The Federal government has been urged to consider intervening in the energy market, amid concerns of a gas shortage that could lead to higher prices, according to the latest report by the consumer watchdog.
- The ACCC’s report projects the largest supply shortfall of domestic gas since 2017
- The projected shortfall could place further upward pressure on prices
- Concerns are raised that some manufacturers could shut down
The Australian Competition and Consumer Commission (ACCC) has released an interim report of its inquiry into gas supply along the east coast.
It noted that while Australia has “relatively abundant gas resources”, most of it is produced for export and substantial volumes were required for the domestic market next year to avoid a shortfall.
“The outlook for 2023 is very concerning and is likely to place further upward pressure on prices, which could result in some commercial and industrial users no longer being able to operate,” the report said.
“This is a significant deterioration in conditions relative to what we projected for 2022 at the same time last year and presents a real risk to Australia’s energy security.”
It has recommended that the government consider intervening in the market, by pulling what’s known as the “gas trigger” to ensure there is enough supply.
The ACCC has predicted a shortfall of 56PJ next year, which is equivalent to about 10 per cent of domestic demand, the largest projected supply shortfall since 2017.
“This represents a further [almost tenfold] deterioration in conditions relative to what was forecast for 2022 at an equivalent time last year,” the report said.
The ACCC has partly pointed the blame at liquefied natural gas (LNG) exporters.
“LNG exporters are expected to contribute to the shortfall in 2023 by withdrawing 58 PJ more gas from the domestic market than they expect to supply into the market,” the report said.
The shortfall is expected to mainly affect New South Wales, Victoria, South Australia, Tasmania and the Australian Capital Territory, with less significant consequences for Queensland.
How to fix the problem
To avoid the gas shortage, the ACCC has encouraged LNG exporters to act immediately to increase domestic supply and has recommended the government work with exporters to ensure they supply more into the domestic market.
“LNG producers will need to divert a significant proportion of their excess gas into the domestic market,” the report stated.
It has also recommended the federal government go further and initiate the first step of the Australian Domestic Gas Security Mechanism (ADGSM), more commonly known as the ‘gas trigger,’ and formally determine if 2023 will be a shortfall year.
The gas trigger is an emergency provision, which allows the Resources Minister to directly intervene in the gas market and impose export controls to ensure there are adequate supplies for use in Australia.
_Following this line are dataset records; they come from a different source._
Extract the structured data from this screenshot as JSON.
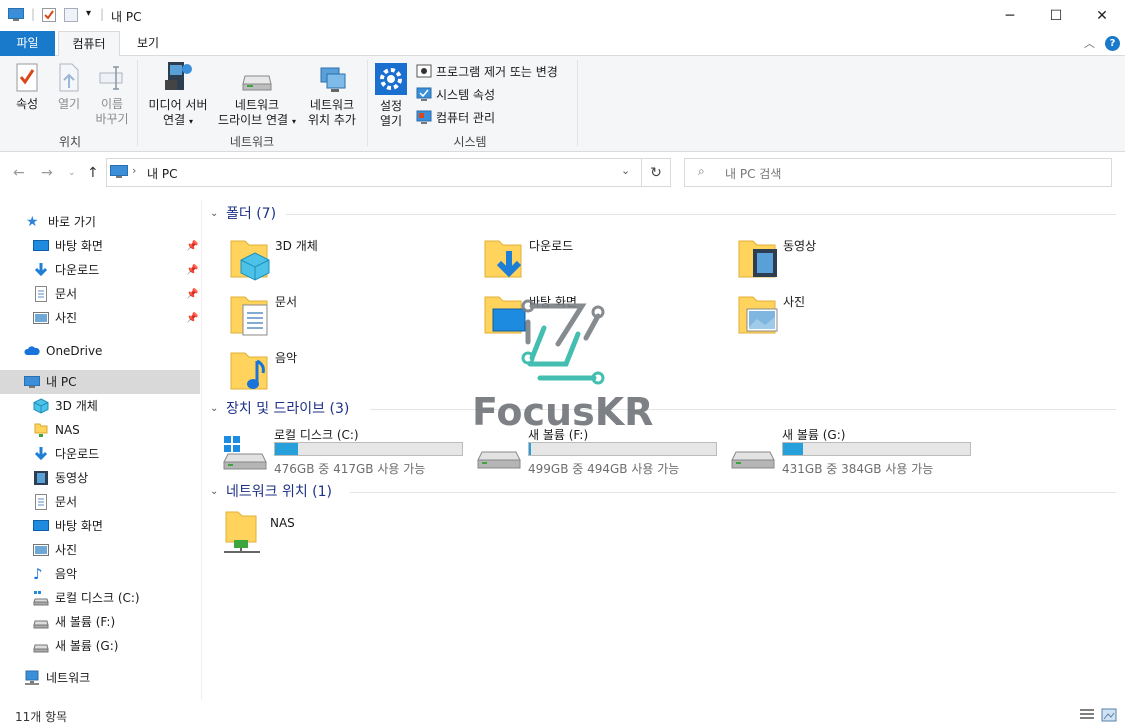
{
  "window": {
    "title": "내 PC"
  },
  "ribbon_tabs": [
    {
      "label": "파일"
    },
    {
      "label": "컴퓨터"
    },
    {
      "label": "보기"
    }
  ],
  "ribbon": {
    "location": {
      "label": "위치",
      "properties": "속성",
      "open": "열기",
      "rename_1": "이름",
      "rename_2": "바꾸기"
    },
    "network": {
      "label": "네트워크",
      "media_1": "미디어 서버",
      "media_2": "연결",
      "map_1": "네트워크",
      "map_2": "드라이브 연결",
      "add_1": "네트워크",
      "add_2": "위치 추가"
    },
    "system": {
      "label": "시스템",
      "settings_1": "설정",
      "settings_2": "열기",
      "uninstall": "프로그램 제거 또는 변경",
      "properties": "시스템 속성",
      "manage": "컴퓨터 관리"
    }
  },
  "address": {
    "path": "내 PC",
    "search_placeholder": "내 PC 검색"
  },
  "nav": {
    "quick_access": "바로 가기",
    "quick_items": [
      {
        "label": "바탕 화면",
        "icon": "desktop-icon"
      },
      {
        "label": "다운로드",
        "icon": "download-icon"
      },
      {
        "label": "문서",
        "icon": "document-icon"
      },
      {
        "label": "사진",
        "icon": "picture-icon"
      }
    ],
    "onedrive": "OneDrive",
    "this_pc": "내 PC",
    "pc_items": [
      {
        "label": "3D 개체",
        "icon": "3d-objects-icon"
      },
      {
        "label": "NAS",
        "icon": "nas-icon"
      },
      {
        "label": "다운로드",
        "icon": "download-icon"
      },
      {
        "label": "동영상",
        "icon": "video-icon"
      },
      {
        "label": "문서",
        "icon": "document-icon"
      },
      {
        "label": "바탕 화면",
        "icon": "desktop-icon"
      },
      {
        "label": "사진",
        "icon": "picture-icon"
      },
      {
        "label": "음악",
        "icon": "music-icon"
      },
      {
        "label": "로컬 디스크 (C:)",
        "icon": "local-disk-icon"
      },
      {
        "label": "새 볼륨 (F:)",
        "icon": "drive-icon"
      },
      {
        "label": "새 볼륨 (G:)",
        "icon": "drive-icon"
      }
    ],
    "network": "네트워크"
  },
  "content": {
    "folders_header": "폴더 (7)",
    "folders": [
      {
        "name": "3D 개체"
      },
      {
        "name": "다운로드"
      },
      {
        "name": "동영상"
      },
      {
        "name": "문서"
      },
      {
        "name": "바탕 화면"
      },
      {
        "name": "사진"
      },
      {
        "name": "음악"
      }
    ],
    "drives_header": "장치 및 드라이브 (3)",
    "drives": [
      {
        "name": "로컬 디스크 (C:)",
        "free": "476GB 중 417GB 사용 가능",
        "used_fraction": 0.124
      },
      {
        "name": "새 볼륨 (F:)",
        "free": "499GB 중 494GB 사용 가능",
        "used_fraction": 0.01
      },
      {
        "name": "새 볼륨 (G:)",
        "free": "431GB 중 384GB 사용 가능",
        "used_fraction": 0.109
      }
    ],
    "network_header": "네트워크 위치 (1)",
    "network_locations": [
      {
        "name": "NAS"
      }
    ]
  },
  "status": {
    "item_count": "11개 항목"
  },
  "watermark": {
    "text": "FocusKR"
  },
  "colors": {
    "accent": "#1979ca",
    "folder": "#ffd35c",
    "drive_bar": "#26a0da",
    "section_header": "#1e3287"
  }
}
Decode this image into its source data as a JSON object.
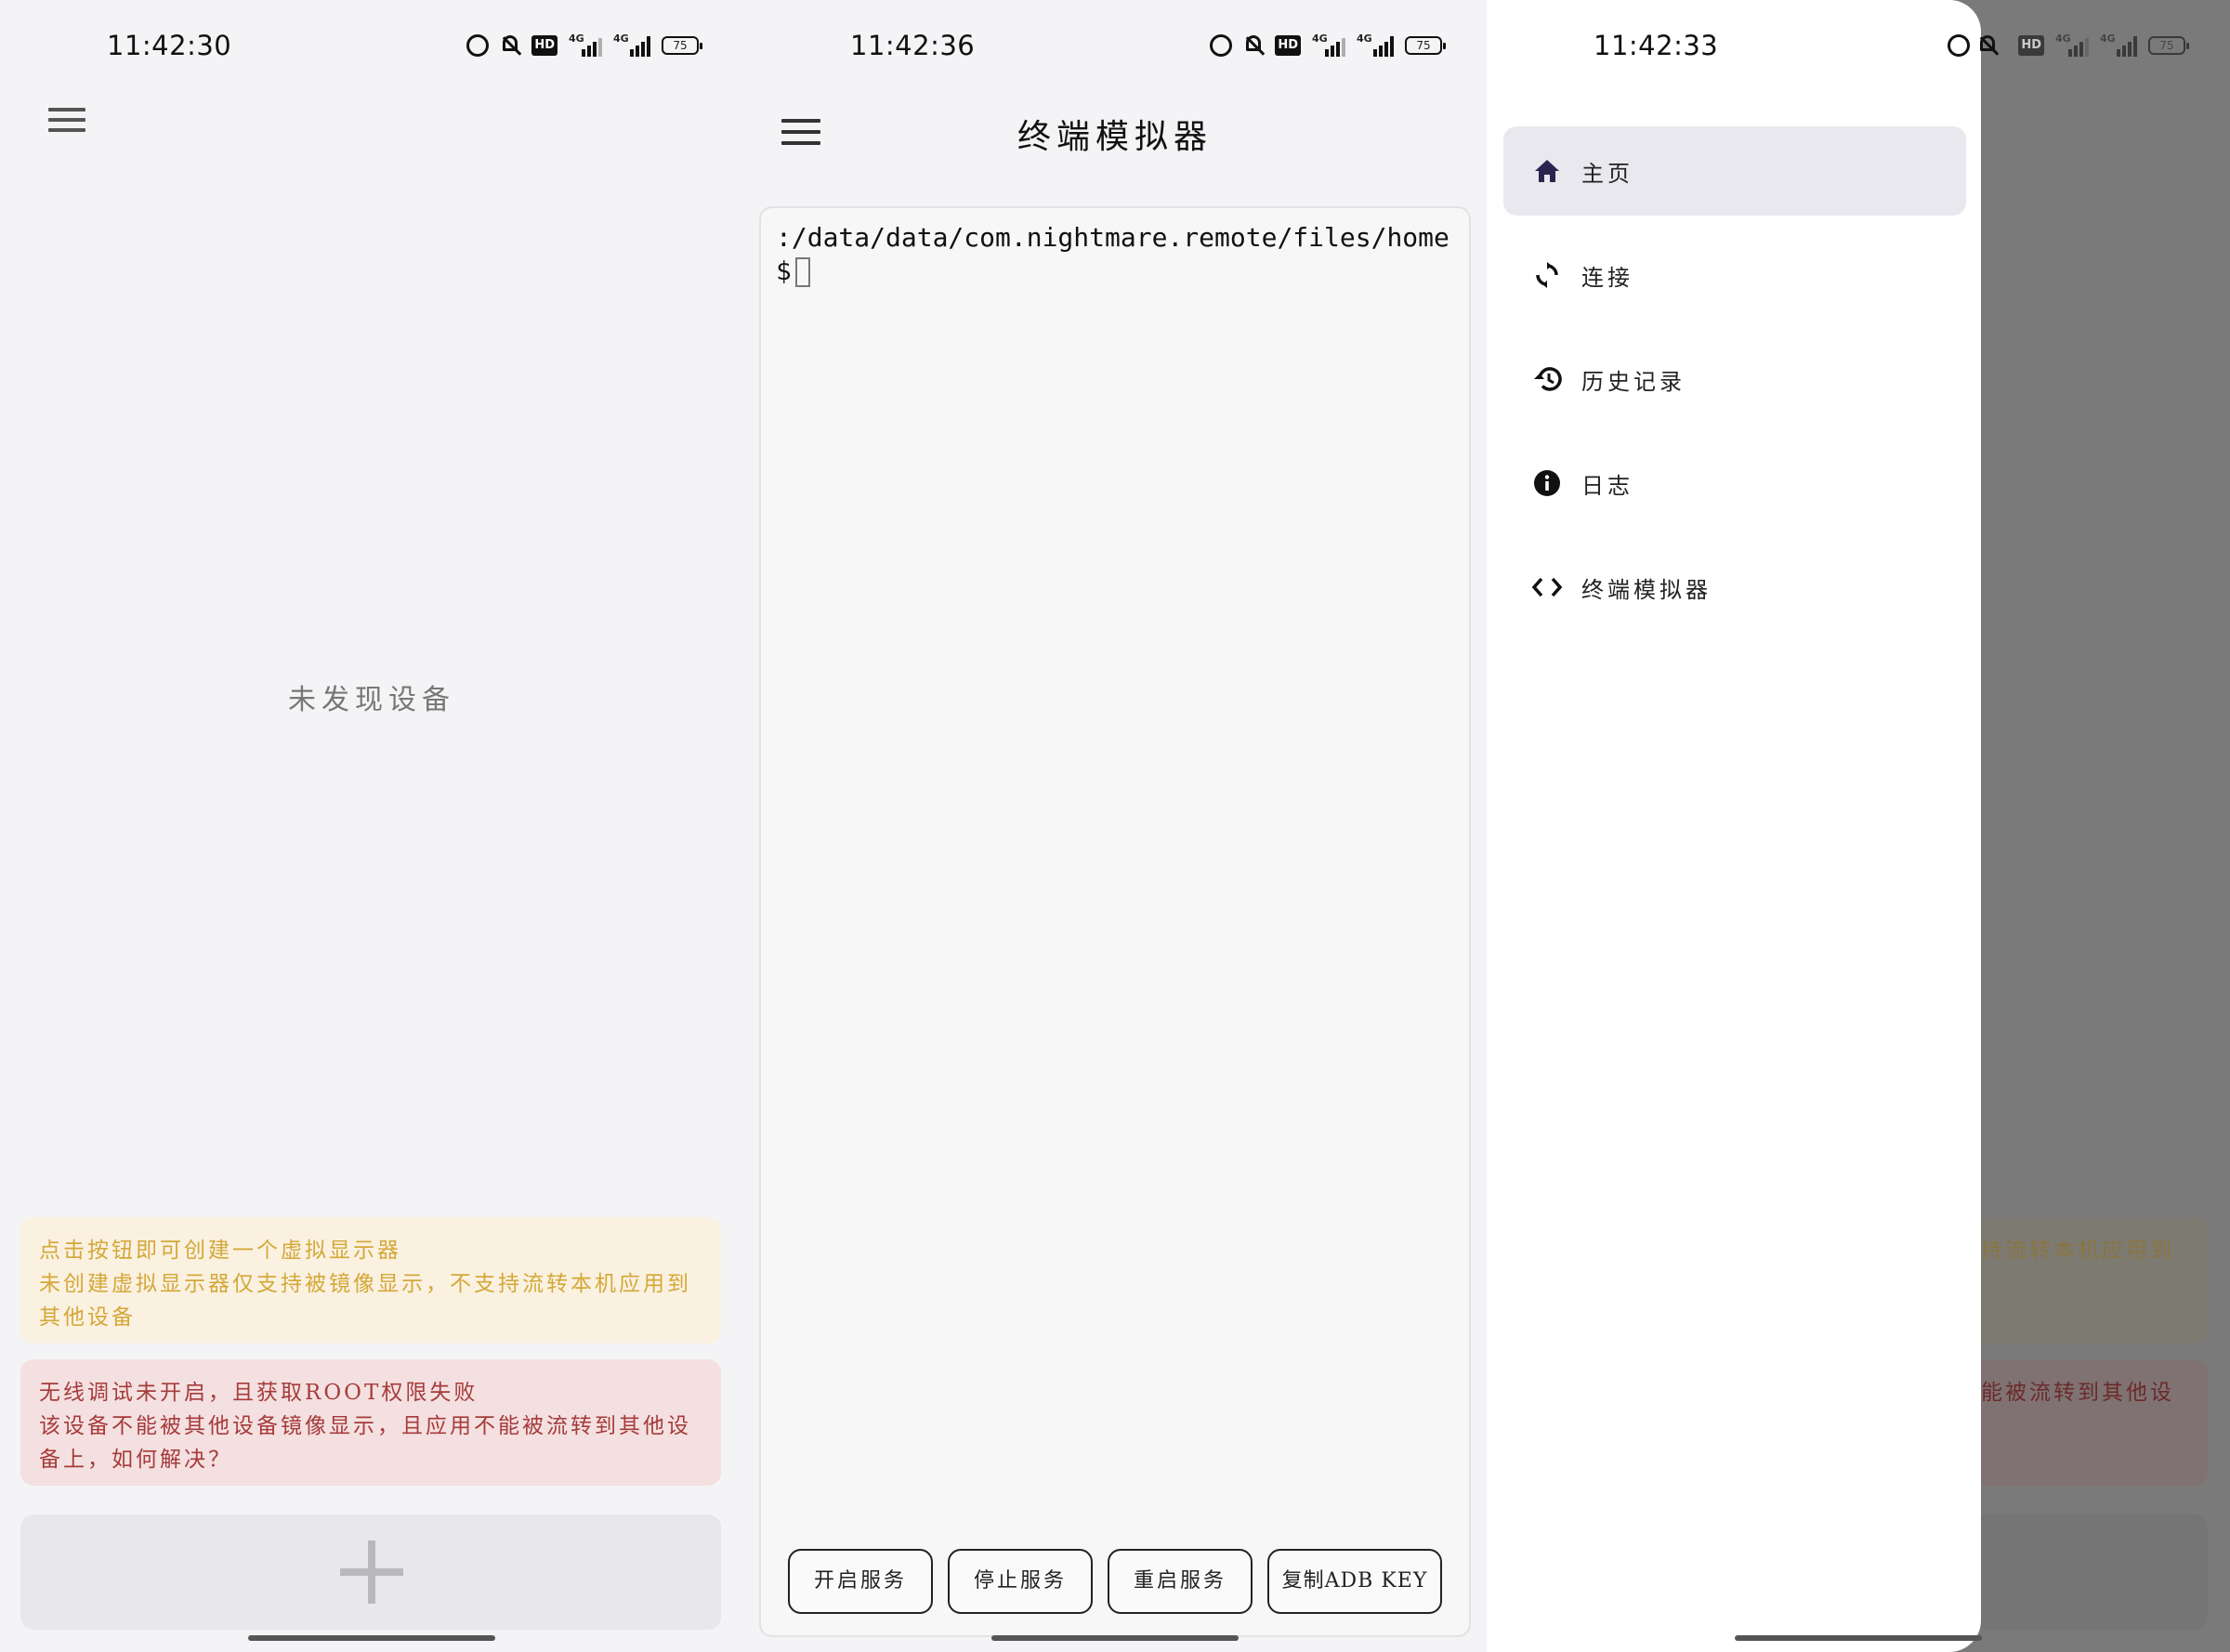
{
  "screens": {
    "left": {
      "time": "11:42:30",
      "battery": "75",
      "empty_text": "未发现设备",
      "notice_yellow_line1": "点击按钮即可创建一个虚拟显示器",
      "notice_yellow_line2": "未创建虚拟显示器仅支持被镜像显示，不支持流转本机应用到",
      "notice_yellow_line3": "其他设备",
      "notice_red_line1": "无线调试未开启，且获取ROOT权限失败",
      "notice_red_line2": "该设备不能被其他设备镜像显示，且应用不能被流转到其他设",
      "notice_red_line3": "备上，如何解决？"
    },
    "middle": {
      "time": "11:42:36",
      "battery": "75",
      "title": "终端模拟器",
      "terminal_text": ":/data/data/com.nightmare.remote/files/home $",
      "buttons": [
        "开启服务",
        "停止服务",
        "重启服务",
        "复制ADB KEY"
      ]
    },
    "right": {
      "time": "11:42:33",
      "battery": "75",
      "menu": [
        {
          "label": "主页",
          "icon": "home-icon"
        },
        {
          "label": "连接",
          "icon": "sync-icon"
        },
        {
          "label": "历史记录",
          "icon": "history-icon"
        },
        {
          "label": "日志",
          "icon": "info-icon"
        },
        {
          "label": "终端模拟器",
          "icon": "code-icon"
        }
      ],
      "dim_yellow_text": "持流转本机应用到",
      "dim_red_text": "能被流转到其他设"
    }
  },
  "colors": {
    "notice_yellow_bg": "#faf1e1",
    "notice_yellow_text": "#d4a838",
    "notice_red_bg": "#f4e0e0",
    "notice_red_text": "#a63b3b",
    "drawer_active": "#e9e8ee",
    "home_icon": "#2a2550"
  }
}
The government is yet to outline whether it will follow the recommendations but in a statement, Federal Treasurer Jim Chalmers said he was concerned by the findings.
“The ACCC’s latest gas inquiry report highlights some alarming features of the east coast gas market,” he said.
“The government takes these findings extremely seriously and will shortly respond to the ACCC’s recommendations.
“I urge gas producers to do the right thing by Australians.”
The ACCC said other measures that could also help with supply issues include sourcing additional gas from the Northern Territory and withdrawing gas from storage.
The government has an agreement with LNG exporters that aims to ensure there is enough reasonably priced gas supplied to the domestic market, known as the Heads of Agreement.
However that deal ends next year, and the ACCC has recommended the government strengthen the stipulations which include reporting obligations.
It has also made a similar recommendation on strengthening the ADGSM.
The ACCC has also pointed to supply issues being resolved in the medium to long term through the expansion of gas projects in the Gippsland Basin, the south-west pipeline in Victoria and further progress on LNG import terminals.
However the report notes the growing focus on other energy supplies, as Australia tries to reduce its emissions, and has acknowledged federal funding will help further support natural gas, carbon capture and storage, and hydrogen projects.